Comfort is a big part of what we try to do here at Lunapads, along with other values like sustainability, authenticity and unabashed feminism. Why? It’s because we believe in the political power of feeling comfortable in your body by making personal care choices that feel good for you. We work in an industry that sells products that are laden in shame; that tell you your body is wrong or dirty. We’re obsessed with making menstruation invisible but cannot provide sufficient products for everyone to have a dignified period. We erase the menstruation of trans and nonbinary folks. We create mountains of trash to manage the cultural belief that periods are gross and need to be hidden away. To have a good period - to make space for your period and do it on your own terms - is a decision to assert your right to comfort. 

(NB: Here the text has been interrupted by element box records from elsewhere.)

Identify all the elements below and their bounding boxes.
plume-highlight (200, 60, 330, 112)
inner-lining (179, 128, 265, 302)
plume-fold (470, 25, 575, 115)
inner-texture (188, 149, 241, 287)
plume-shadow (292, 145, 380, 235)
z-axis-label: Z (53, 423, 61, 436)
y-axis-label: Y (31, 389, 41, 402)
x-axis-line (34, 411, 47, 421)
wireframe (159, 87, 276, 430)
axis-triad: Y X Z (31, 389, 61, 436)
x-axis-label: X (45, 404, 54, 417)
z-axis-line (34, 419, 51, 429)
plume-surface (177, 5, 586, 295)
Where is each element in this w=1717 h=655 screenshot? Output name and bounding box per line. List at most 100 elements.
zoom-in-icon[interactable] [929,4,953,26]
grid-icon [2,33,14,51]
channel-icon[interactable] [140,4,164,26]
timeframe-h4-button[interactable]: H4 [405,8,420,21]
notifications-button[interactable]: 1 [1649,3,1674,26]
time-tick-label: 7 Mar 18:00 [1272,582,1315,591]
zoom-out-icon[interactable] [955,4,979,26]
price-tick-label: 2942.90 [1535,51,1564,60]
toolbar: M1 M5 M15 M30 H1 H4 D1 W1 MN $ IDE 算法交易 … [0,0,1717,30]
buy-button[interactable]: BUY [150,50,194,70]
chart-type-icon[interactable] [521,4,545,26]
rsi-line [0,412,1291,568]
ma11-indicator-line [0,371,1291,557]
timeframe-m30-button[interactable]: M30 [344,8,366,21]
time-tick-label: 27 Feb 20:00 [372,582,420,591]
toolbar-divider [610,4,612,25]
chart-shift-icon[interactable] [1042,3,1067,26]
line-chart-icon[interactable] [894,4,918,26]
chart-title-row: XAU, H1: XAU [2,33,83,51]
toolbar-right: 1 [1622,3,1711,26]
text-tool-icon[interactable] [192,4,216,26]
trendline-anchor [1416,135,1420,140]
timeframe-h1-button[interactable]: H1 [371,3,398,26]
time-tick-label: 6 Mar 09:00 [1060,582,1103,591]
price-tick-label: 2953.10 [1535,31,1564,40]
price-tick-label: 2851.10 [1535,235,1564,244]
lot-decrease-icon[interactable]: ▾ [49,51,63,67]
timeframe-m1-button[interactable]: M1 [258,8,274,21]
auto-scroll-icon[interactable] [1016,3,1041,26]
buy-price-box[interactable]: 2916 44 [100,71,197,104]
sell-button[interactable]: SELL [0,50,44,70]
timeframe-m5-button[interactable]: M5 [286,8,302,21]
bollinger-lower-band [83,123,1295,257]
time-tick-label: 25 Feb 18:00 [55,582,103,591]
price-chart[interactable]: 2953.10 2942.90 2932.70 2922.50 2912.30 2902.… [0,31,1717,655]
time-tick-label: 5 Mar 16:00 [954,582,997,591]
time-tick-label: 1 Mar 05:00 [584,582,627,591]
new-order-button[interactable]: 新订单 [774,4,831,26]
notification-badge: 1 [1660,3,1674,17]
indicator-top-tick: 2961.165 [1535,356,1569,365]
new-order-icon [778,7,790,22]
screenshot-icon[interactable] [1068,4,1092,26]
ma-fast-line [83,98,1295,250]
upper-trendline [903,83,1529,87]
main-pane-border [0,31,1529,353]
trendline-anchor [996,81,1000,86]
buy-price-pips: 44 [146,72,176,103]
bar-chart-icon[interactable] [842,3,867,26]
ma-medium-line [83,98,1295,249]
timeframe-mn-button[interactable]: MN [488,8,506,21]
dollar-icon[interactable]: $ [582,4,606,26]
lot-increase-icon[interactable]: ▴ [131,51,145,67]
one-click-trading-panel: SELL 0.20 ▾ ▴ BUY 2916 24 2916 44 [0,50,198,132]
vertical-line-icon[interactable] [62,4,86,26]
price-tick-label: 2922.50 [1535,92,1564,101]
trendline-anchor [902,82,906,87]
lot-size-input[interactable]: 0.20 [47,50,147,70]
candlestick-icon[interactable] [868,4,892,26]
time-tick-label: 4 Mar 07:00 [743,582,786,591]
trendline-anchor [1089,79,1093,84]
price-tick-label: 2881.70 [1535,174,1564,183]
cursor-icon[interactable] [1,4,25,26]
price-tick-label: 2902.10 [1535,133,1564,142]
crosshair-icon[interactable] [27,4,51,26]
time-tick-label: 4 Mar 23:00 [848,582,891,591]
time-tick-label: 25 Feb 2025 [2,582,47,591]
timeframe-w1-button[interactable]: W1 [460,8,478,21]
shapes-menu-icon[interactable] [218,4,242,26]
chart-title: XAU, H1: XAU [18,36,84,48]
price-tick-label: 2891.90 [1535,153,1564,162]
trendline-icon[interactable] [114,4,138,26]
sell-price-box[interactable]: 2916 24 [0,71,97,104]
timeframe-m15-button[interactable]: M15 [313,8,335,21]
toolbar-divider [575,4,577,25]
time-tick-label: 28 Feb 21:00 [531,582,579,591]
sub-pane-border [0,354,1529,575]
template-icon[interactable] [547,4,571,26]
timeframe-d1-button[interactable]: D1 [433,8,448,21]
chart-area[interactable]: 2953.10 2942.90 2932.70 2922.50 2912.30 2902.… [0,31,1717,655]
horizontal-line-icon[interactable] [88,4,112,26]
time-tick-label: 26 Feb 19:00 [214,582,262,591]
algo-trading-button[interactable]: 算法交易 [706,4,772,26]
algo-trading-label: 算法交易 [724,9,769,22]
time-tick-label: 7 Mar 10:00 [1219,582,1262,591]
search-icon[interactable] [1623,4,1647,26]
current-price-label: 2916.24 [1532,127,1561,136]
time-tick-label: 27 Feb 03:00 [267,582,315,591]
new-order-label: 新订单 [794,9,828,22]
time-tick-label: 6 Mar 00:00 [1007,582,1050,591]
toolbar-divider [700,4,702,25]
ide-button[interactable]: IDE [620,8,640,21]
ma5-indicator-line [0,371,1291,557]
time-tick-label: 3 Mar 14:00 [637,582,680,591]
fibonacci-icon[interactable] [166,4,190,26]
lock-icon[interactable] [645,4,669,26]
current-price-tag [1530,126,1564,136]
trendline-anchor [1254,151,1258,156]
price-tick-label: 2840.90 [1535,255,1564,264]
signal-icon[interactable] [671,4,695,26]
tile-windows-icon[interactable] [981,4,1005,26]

So, let’s think through how we can make things more comfortable. Start by making the world more comfortable for others. Give space where you need to. Don’t misgender people, and apologize quickly if you do. Take an anti-racism workshop. Read a book or watch a movie that centres a worldview other than your own. Consider if you are perpetuating ableism, through your language or environment. It can be awful to spend time considering how you benefit from privileges that prioritize your comfort over others. Do it anyway.

And once you’re done, don’t be afraid to consider your own comfort. You don’t owe the world performance or productivity - resting is a powerful if underappreciated form of resistance. Take a sick day if you need it. Book that vacation. Wear clothes that make you feel good. Take time to relax and do things you love. And, yes, have a comfortable period - make enough space for your menstruation. Don’t be ashamed of it. Your body is amazing. 

We all have a right to be comfortable, and we can all learn a lot by getting uncomfortable. However, we can use comfort to be transformative and powerful. When we support each other, we can make each other feel more comfortable and more empowered. Embrace the political power of your comfort. It can tell you more than you know.